The impact of streamwise convex curvature on the supersonic turbulent boundary layer

Abstract

With an inflow Mach number of 2.95, the isolated impacts of the convex curvature and the streamwise favorable pressure gradient on the supersonic turbulent boundary layer are experimentally investigated by employing particle image velocimetry. An experiment on the convex turbulent boundary layer with a zero streamwise pressure gradient is carefully arranged to investigate the impact of the streamline curvature. The results are compared with the favorable-pressure-gradient case (with pressure gradient parameter β = −0.60). For both of the zero-pressure-gradient and the favorable-pressure-gradient convex boundary layers, the log law is found to be well preserved in the streamwise velocity profile with inner scaling.
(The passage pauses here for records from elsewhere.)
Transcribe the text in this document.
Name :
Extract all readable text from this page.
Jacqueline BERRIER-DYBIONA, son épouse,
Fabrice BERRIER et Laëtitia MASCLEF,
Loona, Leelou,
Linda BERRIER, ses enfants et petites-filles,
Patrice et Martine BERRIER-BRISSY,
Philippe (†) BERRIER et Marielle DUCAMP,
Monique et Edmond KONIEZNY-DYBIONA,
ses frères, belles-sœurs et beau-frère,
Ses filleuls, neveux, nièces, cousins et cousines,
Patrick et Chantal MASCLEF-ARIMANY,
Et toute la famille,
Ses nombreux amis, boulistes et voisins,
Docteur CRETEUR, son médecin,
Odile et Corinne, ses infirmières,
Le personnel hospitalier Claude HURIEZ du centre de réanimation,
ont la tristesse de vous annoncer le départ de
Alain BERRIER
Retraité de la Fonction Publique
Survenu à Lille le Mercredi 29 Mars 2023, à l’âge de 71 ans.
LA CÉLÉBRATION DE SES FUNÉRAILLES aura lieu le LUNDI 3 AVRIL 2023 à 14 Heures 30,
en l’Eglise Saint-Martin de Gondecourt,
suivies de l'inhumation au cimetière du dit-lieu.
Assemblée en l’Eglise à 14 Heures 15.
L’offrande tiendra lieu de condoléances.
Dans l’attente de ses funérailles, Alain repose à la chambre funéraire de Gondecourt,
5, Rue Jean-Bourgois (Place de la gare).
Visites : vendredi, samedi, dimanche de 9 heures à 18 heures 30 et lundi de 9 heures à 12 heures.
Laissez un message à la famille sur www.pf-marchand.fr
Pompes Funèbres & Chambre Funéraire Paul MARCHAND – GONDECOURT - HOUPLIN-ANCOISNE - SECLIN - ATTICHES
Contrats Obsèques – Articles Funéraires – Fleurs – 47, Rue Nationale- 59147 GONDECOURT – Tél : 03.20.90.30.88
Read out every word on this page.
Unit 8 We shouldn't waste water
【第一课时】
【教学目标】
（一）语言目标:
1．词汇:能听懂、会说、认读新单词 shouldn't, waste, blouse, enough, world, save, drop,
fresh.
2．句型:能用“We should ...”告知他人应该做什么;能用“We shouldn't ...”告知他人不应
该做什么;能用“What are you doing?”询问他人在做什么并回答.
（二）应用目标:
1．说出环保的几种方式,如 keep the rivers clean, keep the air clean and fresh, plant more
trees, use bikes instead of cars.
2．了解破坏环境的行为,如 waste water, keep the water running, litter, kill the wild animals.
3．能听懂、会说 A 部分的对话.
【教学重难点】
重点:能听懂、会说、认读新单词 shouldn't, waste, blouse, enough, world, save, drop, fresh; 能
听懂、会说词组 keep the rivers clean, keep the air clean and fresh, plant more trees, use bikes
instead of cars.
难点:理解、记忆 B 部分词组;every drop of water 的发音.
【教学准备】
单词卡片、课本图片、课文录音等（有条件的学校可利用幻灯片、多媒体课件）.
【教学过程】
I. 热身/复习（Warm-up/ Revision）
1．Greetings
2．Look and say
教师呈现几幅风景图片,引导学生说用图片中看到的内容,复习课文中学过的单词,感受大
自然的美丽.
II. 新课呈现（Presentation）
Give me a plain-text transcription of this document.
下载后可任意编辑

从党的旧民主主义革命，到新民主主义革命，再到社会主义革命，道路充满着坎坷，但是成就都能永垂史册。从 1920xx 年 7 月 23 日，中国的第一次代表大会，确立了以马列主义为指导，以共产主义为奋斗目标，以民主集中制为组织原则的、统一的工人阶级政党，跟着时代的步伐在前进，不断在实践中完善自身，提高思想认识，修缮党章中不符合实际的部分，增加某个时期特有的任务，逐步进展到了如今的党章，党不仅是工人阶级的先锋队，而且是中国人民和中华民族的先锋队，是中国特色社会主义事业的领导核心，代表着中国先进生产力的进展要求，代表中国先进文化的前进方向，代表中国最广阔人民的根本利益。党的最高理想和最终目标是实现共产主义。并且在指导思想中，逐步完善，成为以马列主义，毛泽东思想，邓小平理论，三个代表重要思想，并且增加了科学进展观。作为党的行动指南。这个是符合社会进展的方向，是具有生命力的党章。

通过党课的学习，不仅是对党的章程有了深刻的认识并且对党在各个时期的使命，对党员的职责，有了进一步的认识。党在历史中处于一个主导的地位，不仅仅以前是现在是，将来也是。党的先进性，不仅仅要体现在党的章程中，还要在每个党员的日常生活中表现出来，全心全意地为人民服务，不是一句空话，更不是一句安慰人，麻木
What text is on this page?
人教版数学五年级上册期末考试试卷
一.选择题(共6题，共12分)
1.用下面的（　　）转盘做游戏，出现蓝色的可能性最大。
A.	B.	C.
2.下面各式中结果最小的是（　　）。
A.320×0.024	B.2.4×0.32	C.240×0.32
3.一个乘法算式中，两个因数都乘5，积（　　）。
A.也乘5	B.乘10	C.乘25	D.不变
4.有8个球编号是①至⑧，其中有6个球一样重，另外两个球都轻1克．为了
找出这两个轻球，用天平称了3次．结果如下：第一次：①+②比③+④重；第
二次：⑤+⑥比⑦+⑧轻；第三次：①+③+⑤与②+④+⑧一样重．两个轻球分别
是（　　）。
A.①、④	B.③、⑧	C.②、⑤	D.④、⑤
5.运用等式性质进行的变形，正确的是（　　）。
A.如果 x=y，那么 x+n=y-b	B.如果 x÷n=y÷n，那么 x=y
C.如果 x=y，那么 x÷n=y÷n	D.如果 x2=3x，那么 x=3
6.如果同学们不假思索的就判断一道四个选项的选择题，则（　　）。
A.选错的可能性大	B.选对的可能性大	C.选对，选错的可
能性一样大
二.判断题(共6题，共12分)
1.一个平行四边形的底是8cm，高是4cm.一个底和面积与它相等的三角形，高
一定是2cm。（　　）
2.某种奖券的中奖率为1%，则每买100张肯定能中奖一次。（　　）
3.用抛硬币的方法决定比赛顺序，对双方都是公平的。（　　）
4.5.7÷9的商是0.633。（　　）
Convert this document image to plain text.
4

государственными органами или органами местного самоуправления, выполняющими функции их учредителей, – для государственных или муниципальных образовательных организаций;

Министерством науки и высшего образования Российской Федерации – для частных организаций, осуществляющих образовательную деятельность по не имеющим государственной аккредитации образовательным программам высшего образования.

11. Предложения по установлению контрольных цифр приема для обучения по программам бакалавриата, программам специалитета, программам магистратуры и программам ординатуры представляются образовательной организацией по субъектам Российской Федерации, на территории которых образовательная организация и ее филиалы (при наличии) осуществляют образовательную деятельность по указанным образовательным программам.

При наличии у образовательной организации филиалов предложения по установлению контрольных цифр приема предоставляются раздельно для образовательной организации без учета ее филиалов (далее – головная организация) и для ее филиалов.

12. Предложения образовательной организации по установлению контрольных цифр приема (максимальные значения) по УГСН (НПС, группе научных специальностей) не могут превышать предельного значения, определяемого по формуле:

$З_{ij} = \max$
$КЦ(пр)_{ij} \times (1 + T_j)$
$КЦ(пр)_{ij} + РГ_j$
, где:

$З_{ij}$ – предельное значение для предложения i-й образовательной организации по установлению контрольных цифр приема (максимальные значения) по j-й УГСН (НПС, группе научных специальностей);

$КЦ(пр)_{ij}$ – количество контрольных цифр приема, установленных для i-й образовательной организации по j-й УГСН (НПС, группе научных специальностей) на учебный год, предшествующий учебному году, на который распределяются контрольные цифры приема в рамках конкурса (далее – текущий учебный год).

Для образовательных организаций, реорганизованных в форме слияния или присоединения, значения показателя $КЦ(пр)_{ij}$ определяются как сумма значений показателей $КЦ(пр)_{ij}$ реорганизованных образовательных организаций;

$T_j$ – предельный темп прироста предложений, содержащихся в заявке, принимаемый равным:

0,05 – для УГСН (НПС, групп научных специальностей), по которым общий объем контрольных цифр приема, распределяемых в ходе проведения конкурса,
The streamline convex curvature and the streamwise favorable pressure gradient are found to have similar impacts on the distribution of mean streamwise velocity. They both weaken the boundary layer’s wake strength, as well as the principal strain rate in the near wall region. While both of the convex streamline curvature and the favorable pressure gradient are observed to dampen the streamwise turbulent fluctuation, their effects on the normal fluctuation are opposite. The convex curvature reinforces the normal fluctuation, and its strengthening effect is much stronger than the relaxation effect of the favorable pressure gradient. Retrograde vortices are notably weakened by the favorable pressure gradient, which contributes to the relaxation of turbulence. The impacts of the streamline convex curvature and the streamwise favorable pressure gradient are more notable in the outer layer, while in the near wall region their contributions are weakened.